The salmon, denied access for so long, are returning already.
This is an NPS PDF that gives info on restoration related to the dam’s removal.
You can also watch a video chronicling a year of the removal process through time lapse photography:
It brings me great joy to see the needs of nature supported in this way.
We began at the Whiskey Bend trailhead. A PDF map from the NPS is handy.
High above the river, fog and clouds blanketed the river and hid the hills across the way. Occasionally, I caught glimpses of the other side.
The hike wasn’t long, maybe 4 miles total. After walking out the mostly flat Elwha River trail we headed down to the river on the spur labeled “Rica Canyon.” This is a STEEP half-mile to Goblins Gate. Even with poles, my knees crunched.
It’s apparent the topography here consists of steep hillsides diving down to rivers. This trail had few switchbacks.
Olivia knows plants well. She could survive in the woods with all her knowledge of hunting and plant gathering. This is DULL OREGON GRAPE. The blue berries it produces are edible but very sour. My plant book actually suggests combining the grapes with salal berries for a jelly. It had medicinal use (one apparently for shellfish poisoning) and the inner bark made a yellow dye. It’s flowers are yellow. It’s an evergreen.
BTW, I know little about plants and their medicinal uses/whether they are edible. I’m gleaning basic facts from reference sources.
The book Plants of the Pacific Northwest Coast by Pojar and Mackinnon, is a great resource if you can find a copy.
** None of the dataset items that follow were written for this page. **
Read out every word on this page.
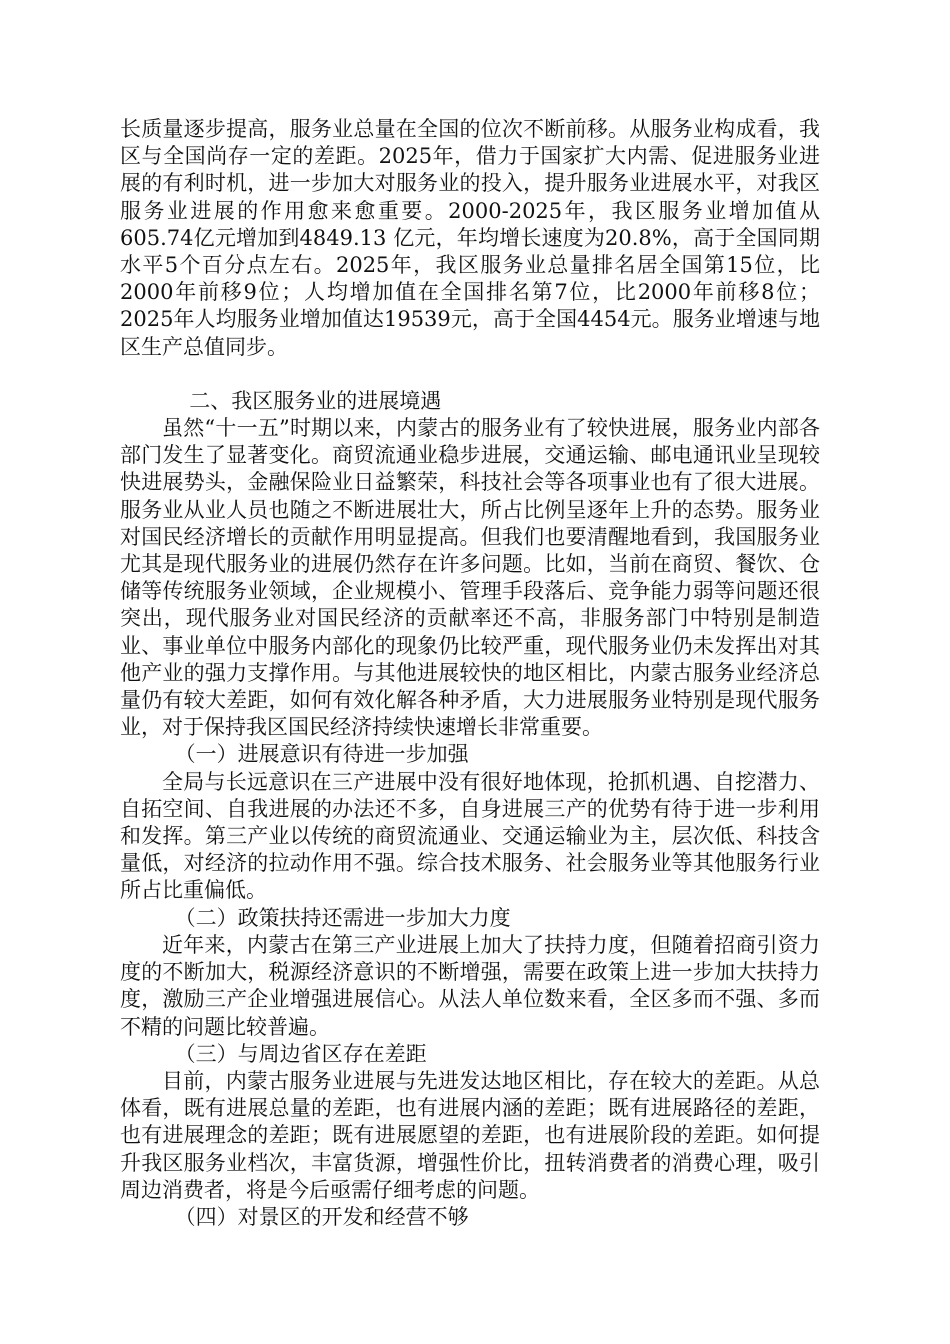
长质量逐步提高，服务业总量在全国的位次不断前移。从服务业构成看，我区与全国尚存一定的差距。2025年，借力于国家扩大内需、促进服务业进展的有利时机，进一步加大对服务业的投入，提升服务业进展水平，对我区服务业进展的作用愈来愈重要。2000-2025年，我区服务业增加值从605.74亿元增加到4849.13 亿元，年均增长速度为20.8%，高于全国同期水平5个百分点左右。2025年，我区服务业总量排名居全国第15位，比2000年前移9位；人均增加值在全国排名第7位，比2000年前移8位；2025年人均服务业增加值达19539元，高于全国4454元。服务业增速与地区生产总值同步。

二、我区服务业的进展境遇

虽然“十一五”时期以来，内蒙古的服务业有了较快进展，服务业内部各部门发生了显著变化。商贸流通业稳步进展，交通运输、邮电通讯业呈现较快进展势头，金融保险业日益繁荣，科技社会等各项事业也有了很大进展。服务业从业人员也随之不断进展壮大，所占比例呈逐年上升的态势。服务业对国民经济增长的贡献作用明显提高。但我们也要清醒地看到，我国服务业尤其是现代服务业的进展仍然存在许多问题。比如，当前在商贸、餐饮、仓储等传统服务业领域，企业规模小、管理手段落后、竞争能力弱等问题还很突出，现代服务业对国民经济的贡献率还不高，非服务部门中特别是制造业、事业单位中服务内部化的现象仍比较严重，现代服务业仍未发挥出对其他产业的强力支撑作用。与其他进展较快的地区相比，内蒙古服务业经济总量仍有较大差距，如何有效化解各种矛盾，大力进展服务业特别是现代服务业，对于保持我区国民经济持续快速增长非常重要。

（一）进展意识有待进一步加强

全局与长远意识在三产进展中没有很好地体现，抢抓机遇、自挖潜力、自拓空间、自我进展的办法还不多，自身进展三产的优势有待于进一步利用和发挥。第三产业以传统的商贸流通业、交通运输业为主，层次低、科技含量低，对经济的拉动作用不强。综合技术服务、社会服务业等其他服务行业所占比重偏低。

（二）政策扶持还需进一步加大力度

近年来，内蒙古在第三产业进展上加大了扶持力度，但随着招商引资力度的不断加大，税源经济意识的不断增强，需要在政策上进一步加大扶持力度，激励三产企业增强进展信心。从法人单位数来看，全区多而不强、多而不精的问题比较普遍。

（三）与周边省区存在差距

目前，内蒙古服务业进展与先进发达地区相比，存在较大的差距。从总体看，既有进展总量的差距，也有进展内涵的差距；既有进展路径的差距，也有进展理念的差距；既有进展愿望的差距，也有进展阶段的差距。如何提升我区服务业档次，丰富货源，增强性价比，扭转消费者的消费心理，吸引周边消费者，将是今后亟需仔细考虑的问题。

（四）对景区的开发和经营不够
This is VANILLA LEAF or DEER FOOT. Growing from rhizomes, they can form thick forest floor carpets. Having no petals, a single spike of stamens only sits atop one leaf per plant. When dry, like this lacy specimen, it smells of vanilla. Native Americans used the ground up plant as an insect repellent.
Moss is boss in ONP. The moss below the Vanilla Leaf is called FERN MOSS. Up close, it looks like miniature ferns.
Viewed as a whole, a lush carpet of green.
Pretty sure this is a Douglas Fir. Being so huge, I couldn’t see any needles.
Anticipation made me antsy to get to the river. Here she is! Like usual, the photo doesn’t share the true picture. That’s still inside my mind.
This bend in the river had a meadow on the other side. Steep hillsides stretched up in the background. Layers of clouds, the rain make a moody setting. I’ve mentioned before how my eyes rest here in the PNW. Lines and colors are softened unlike in CA where light defines more sharply. I took a video but I can’t figure out how to get if from my Mac to here.
Yes there is water on my lens. It only got worse!
The gates: Arms of rock defy the water, funneling it through a narrow passage.
Just above the fallen wood before the Gates we noted 5 Roosevelt Elk (who live west of the Cascades) grazing away. Rocky Mountain Elk live in the Cascades.
This was a teaser of a hike. Having ONP at my back door is a treat. There are alpine, rainforest and coastal places to explore. Can’t wait to return!